The annual proxy for this entertainment company had the following proposals:
- Proforma votes on directors, appointment of auditors, and “say-on-pay” advisory vote
- Shareholder proposals on political disclosure and employee representation on the board
Magni voted as follows:
- For and against proforma proposals.
–For directors – The company meets the criteria in Magni’s policy on election of directors.
-For auditors – The company meets the criteria in Magni’s policy on auditor ratification.
-Against advisory vote – The disclosures in the proxy did not meet the criteria in Magni’s policy on the advisory vote.

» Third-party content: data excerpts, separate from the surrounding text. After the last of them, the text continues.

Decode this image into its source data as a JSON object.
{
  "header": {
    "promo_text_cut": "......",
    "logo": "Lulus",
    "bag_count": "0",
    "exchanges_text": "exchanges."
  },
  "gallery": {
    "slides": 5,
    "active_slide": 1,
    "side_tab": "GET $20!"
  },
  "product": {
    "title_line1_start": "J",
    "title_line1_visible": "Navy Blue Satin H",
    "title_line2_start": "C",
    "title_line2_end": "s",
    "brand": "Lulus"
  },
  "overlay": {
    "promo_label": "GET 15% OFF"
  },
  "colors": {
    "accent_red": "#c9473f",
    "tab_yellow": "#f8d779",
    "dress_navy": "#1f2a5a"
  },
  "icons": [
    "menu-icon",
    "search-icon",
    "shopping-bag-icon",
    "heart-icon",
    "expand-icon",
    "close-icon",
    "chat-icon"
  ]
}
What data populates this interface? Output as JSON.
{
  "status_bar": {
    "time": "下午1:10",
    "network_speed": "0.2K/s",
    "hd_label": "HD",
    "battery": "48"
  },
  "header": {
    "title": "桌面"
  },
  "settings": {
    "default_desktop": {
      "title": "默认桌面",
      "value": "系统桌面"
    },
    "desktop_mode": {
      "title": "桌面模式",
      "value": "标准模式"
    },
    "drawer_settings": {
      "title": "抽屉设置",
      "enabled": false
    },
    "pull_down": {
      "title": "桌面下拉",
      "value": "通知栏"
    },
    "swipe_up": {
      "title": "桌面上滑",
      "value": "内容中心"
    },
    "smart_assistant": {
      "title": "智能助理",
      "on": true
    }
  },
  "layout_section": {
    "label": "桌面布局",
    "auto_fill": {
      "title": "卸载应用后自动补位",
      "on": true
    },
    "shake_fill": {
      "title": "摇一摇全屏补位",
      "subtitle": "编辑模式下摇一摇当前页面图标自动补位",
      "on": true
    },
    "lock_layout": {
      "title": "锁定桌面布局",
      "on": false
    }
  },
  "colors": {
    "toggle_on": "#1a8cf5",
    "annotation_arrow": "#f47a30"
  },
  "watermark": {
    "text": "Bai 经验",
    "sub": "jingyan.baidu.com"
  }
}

- Against shareholder proposals.
–Political disclosure – This proposal has been on the proxy for six years. The company did make changes to the disclosures to be more complete. Further, the company recently won an award for its disclosure. The proposal is not needed at this time.
-Employee representation on the board – The shareholder resolution is generic without any information specific to the company. There are no alleged bad decisions made by the board, though the proposal does highlight some compensation related concerns. Magni acknowledges some of the compensation concerns and voted against the “say-on-pay” pro-forma proposal. Magni scores this company as has having much better than average governance. Without an indication of a specific issue in past behavior where this proposal would have beneficial impact, Magni is not prepared to overrule board decisions on these matters.